Okta Configuration
- Prerequisites
- Creating Okta OIDC Application Client
- Creating API Authorization Server
- Setting up Refresh Token
Prerequisites
The following prerequisites are required to complete the integration:
-
Running instance of Okta with users synced or created.
-
Integrated user directory such as Active Directory.
Creating Okta OIDC Application Client
Perform the following steps to create OIDC application client for Okta:
-
Login to Okta Admin portal. Expand Applications and select Create App Integration.
The Create a new app integration page is displayed.
-
Select OIDC - OpenID Connect and Native Application as Sign-in method and Application type, respectively, and click Next to create a new application.
-
Select this new application to edit the settings. The New Native App Integration page is displayed.
-
Enter the following details:
-
Enter a name in App integration name and a logo if required.
-
Select the Refresh Token check box as Grant type.
For the OIDC method, the Authorization Code as Grant type is by default.
-
Click + Add URI to add the required Redirect URL.
URL structure: https://<server-host>/redirect
For example: https://www.idpvserver.com/redirect
URL structure: https://<server-host>/redirect
For example: https://www.idpvserver.com/redirect
Note: This URL is updated as per IDPV server host name.Both URLs are required in IDPV server.

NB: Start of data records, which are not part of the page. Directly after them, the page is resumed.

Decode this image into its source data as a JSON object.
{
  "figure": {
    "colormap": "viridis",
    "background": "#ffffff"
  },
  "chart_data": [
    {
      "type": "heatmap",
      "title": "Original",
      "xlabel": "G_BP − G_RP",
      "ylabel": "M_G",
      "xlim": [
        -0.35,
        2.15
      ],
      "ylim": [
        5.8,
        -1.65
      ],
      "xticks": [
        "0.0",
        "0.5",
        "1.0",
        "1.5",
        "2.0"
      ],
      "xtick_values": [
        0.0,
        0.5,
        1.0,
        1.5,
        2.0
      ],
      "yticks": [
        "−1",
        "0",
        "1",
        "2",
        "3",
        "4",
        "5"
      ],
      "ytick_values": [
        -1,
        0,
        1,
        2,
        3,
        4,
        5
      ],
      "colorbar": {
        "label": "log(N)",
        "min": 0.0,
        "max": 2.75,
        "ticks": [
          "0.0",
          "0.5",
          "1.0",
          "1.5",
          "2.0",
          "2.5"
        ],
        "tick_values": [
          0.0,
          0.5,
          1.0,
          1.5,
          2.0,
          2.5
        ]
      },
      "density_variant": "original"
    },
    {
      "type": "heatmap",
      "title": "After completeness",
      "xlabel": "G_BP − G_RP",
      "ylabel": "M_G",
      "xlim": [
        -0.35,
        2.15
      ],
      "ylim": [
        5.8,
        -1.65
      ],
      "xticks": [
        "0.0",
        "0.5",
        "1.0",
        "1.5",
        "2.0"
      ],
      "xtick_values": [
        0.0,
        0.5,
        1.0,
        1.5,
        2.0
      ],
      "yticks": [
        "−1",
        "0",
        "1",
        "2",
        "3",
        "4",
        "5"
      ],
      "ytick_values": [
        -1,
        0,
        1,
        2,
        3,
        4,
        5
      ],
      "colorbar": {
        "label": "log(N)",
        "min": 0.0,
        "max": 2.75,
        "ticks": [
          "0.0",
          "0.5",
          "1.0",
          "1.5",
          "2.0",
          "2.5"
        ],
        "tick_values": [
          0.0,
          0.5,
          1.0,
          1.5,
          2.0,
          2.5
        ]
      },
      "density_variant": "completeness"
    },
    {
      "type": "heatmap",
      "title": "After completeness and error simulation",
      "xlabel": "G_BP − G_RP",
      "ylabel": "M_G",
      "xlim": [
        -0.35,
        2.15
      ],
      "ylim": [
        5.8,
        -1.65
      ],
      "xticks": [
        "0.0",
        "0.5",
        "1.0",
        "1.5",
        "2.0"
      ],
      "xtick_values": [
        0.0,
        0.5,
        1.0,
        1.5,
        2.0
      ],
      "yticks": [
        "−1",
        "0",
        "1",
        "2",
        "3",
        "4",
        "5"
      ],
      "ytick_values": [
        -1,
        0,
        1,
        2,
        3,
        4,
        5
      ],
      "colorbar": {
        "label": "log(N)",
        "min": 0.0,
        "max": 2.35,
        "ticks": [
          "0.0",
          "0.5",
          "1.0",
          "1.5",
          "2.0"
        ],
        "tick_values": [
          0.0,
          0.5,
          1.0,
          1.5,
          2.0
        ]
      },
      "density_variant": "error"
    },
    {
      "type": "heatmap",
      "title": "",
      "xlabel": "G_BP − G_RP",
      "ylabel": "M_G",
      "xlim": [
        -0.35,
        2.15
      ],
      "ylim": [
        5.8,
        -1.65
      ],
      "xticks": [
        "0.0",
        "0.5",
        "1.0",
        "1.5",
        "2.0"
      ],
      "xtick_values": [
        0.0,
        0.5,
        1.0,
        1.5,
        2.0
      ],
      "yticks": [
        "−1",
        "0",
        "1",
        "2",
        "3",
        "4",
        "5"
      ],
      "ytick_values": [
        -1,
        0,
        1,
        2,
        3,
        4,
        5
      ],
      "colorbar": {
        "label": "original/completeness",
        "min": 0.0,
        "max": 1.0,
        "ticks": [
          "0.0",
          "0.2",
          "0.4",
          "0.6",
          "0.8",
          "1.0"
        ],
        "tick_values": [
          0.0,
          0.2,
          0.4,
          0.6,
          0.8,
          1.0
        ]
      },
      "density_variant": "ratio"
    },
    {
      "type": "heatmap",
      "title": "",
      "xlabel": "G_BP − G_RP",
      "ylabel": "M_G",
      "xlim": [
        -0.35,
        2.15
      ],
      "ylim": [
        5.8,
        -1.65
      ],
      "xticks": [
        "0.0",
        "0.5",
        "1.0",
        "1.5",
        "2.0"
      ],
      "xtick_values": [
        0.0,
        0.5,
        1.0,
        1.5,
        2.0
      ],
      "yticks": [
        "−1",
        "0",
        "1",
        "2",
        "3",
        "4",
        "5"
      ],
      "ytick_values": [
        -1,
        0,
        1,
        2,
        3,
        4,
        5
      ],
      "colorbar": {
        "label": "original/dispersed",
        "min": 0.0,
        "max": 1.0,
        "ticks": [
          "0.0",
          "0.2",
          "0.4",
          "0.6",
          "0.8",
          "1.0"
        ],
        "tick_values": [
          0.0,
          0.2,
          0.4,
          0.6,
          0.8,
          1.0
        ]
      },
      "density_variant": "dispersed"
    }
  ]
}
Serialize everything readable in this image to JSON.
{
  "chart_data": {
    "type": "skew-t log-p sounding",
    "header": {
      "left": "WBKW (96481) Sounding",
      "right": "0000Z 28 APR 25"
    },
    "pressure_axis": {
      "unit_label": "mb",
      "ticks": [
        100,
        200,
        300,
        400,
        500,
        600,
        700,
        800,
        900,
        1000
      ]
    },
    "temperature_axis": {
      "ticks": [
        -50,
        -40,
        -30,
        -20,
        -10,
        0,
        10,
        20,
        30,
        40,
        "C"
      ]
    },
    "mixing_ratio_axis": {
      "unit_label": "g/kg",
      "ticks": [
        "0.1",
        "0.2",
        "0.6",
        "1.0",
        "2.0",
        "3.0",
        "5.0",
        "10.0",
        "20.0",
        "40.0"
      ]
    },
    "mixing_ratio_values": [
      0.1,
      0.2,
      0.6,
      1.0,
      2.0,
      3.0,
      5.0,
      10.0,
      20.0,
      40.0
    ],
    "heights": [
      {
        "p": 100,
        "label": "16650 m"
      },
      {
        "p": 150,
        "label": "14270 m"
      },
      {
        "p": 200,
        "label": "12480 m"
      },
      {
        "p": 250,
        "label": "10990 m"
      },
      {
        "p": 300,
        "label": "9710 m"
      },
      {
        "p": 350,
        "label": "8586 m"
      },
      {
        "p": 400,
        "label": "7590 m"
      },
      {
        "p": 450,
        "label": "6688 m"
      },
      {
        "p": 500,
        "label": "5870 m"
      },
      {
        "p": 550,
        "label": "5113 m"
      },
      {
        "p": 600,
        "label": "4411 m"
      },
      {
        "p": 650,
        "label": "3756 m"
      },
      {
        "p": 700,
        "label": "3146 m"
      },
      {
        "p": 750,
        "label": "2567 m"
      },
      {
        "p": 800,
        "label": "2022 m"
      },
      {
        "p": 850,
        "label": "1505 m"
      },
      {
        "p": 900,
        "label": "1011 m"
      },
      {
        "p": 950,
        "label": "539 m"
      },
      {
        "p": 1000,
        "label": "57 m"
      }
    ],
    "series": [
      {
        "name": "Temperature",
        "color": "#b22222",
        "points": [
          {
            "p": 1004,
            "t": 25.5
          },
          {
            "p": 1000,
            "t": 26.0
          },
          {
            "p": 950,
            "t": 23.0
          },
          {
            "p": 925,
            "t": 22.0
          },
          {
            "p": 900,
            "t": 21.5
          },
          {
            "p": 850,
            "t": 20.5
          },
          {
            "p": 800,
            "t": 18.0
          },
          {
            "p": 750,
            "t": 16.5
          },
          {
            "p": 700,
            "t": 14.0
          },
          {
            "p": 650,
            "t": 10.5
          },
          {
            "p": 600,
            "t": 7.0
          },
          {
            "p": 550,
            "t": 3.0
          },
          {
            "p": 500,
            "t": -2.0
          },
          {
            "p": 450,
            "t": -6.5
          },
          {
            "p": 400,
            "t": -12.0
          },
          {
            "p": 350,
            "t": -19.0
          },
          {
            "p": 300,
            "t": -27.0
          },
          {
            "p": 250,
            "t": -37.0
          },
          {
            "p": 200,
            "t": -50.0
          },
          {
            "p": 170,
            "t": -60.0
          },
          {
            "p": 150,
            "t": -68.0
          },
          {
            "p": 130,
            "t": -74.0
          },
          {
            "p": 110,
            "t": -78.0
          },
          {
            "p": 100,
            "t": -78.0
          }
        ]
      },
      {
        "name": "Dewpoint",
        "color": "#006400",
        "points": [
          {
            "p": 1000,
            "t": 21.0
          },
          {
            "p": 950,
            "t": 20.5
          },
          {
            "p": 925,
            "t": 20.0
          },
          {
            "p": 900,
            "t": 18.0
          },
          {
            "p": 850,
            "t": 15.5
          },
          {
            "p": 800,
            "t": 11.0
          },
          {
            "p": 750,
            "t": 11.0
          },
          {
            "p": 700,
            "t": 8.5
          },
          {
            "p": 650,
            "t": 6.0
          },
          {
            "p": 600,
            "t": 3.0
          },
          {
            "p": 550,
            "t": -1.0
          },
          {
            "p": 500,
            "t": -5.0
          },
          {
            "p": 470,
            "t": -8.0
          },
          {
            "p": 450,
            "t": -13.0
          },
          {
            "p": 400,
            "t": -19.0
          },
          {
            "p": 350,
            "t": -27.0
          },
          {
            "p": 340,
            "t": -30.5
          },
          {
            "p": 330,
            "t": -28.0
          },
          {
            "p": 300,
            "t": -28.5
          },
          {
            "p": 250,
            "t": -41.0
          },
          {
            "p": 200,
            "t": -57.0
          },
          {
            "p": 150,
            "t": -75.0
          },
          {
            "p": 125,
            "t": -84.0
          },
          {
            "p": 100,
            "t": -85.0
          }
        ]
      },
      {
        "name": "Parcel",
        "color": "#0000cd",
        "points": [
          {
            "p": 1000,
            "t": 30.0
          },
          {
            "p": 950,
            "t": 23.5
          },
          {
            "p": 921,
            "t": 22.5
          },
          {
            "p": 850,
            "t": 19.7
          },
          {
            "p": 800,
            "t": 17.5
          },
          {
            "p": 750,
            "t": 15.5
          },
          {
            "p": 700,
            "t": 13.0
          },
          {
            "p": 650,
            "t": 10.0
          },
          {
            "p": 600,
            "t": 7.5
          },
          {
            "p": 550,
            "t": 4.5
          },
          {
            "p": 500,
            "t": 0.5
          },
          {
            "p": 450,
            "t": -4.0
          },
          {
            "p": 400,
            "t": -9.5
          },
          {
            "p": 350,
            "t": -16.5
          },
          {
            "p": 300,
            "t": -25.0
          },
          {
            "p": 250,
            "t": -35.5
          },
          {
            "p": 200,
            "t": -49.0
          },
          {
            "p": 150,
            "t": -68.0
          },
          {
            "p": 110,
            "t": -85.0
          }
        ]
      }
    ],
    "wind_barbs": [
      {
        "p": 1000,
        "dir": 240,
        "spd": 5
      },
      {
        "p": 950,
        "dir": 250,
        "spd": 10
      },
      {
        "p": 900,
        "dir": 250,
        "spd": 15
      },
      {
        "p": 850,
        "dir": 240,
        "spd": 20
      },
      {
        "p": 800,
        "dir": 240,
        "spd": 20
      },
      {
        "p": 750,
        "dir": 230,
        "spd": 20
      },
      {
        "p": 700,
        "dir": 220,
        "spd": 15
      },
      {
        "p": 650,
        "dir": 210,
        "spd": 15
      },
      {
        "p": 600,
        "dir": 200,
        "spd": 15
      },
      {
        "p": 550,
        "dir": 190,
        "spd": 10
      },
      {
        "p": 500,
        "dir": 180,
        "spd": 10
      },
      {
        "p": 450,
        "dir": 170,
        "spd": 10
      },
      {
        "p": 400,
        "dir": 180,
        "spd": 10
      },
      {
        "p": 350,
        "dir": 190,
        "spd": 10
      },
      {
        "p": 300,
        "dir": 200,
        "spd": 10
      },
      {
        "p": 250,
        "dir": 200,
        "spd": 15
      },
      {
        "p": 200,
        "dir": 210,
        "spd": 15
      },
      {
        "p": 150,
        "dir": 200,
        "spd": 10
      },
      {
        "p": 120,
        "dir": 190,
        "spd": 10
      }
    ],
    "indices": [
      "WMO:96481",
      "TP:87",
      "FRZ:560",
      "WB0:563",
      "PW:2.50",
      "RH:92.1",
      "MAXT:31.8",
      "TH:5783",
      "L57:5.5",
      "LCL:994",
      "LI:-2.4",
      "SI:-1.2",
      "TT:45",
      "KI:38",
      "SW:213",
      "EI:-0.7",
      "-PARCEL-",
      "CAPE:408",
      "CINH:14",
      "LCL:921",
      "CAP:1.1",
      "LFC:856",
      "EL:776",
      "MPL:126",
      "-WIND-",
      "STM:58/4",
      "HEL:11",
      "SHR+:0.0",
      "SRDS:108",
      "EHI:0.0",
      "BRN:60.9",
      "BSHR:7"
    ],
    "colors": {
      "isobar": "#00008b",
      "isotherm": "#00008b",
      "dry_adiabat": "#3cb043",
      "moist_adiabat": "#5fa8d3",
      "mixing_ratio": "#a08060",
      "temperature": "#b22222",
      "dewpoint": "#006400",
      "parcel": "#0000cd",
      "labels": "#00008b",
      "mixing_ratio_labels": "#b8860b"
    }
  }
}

This URL is updated as per IDPV server host name.
-
Select the desired option to assign the Controlled access, and click Save.
-
-
Select the application created above to edit the settings.
-
Under the General tab, Client ID is auto-generated.
-
Select the Client secret check box as Client authentication.
-
If required, click Generate new secret to generate a new client secret, and click Save.
-
-
Under the Assignments tab, click Assign to assign the application to the required Users or Groups.
-
Under the Okta API Scopes tab, click Grant/Revoke under Actions column to select/deselect the required scope.
Creating API Authorization Server
An authorization server is required to get the Access Token with the custom claims in it.
Perform the following steps to create an API authorization server:
-
Login to Okta Admin console. Expand Security, select the required API > Add Authorization Server.
-
Enter the values for the Name, Audience and Description fields, and click Save.
-
Select the added Authorization server then the following Authorization Server Settings page is displayed.
-
Under the Settings tab, the Metadata URI (well-known discovery URL) for this added server is displayed.
- Click the Metadata URI URL to see the well-known authorization server URLs.
-
Under the Scopes tab, click Add scope.
- Enter the name, select the Default scope check box and click Save.
The User consent and Default scope fields are optional.
-
Under the Claims tab, add the following claims to the Access Token.
-
preferred_username
-
Select Access Token in the Include in token type field.
-
In the Value field, select the username to recognize the user and group membership for the IDPV server.
-
Select the scope created above in the Include in field, and click Save.
-
-
Groups
-
Select Access Token in the Include in token type field.
-
Select the scope created above in the Include in field, and click Save.
-
-
-
Under the Access Policies tab, click Add new Access Policy.
-
Enter a name and assign the policy to the client created initially.
-
Click Update Policy.
-
Click Add Rule.
-
Enter a name and select the Authorization Code check box as a Grant Type.
-
In the User is field, select the applicable check box, if required.
-
In the Scopes requested field, select The following scopes: check box and include the required scopes (idpvserver containing claims preferred_username and groups, openid, offline_access).
The email and profile scopes are optional.
-
Enter the appropriate values in the Access token lifetime is and Refresh token lifetime is fields.
-
Click Update rule.
-
-
The value entered here should match with the value of RefreshTokenExpirationDuration in idp-configuration.json.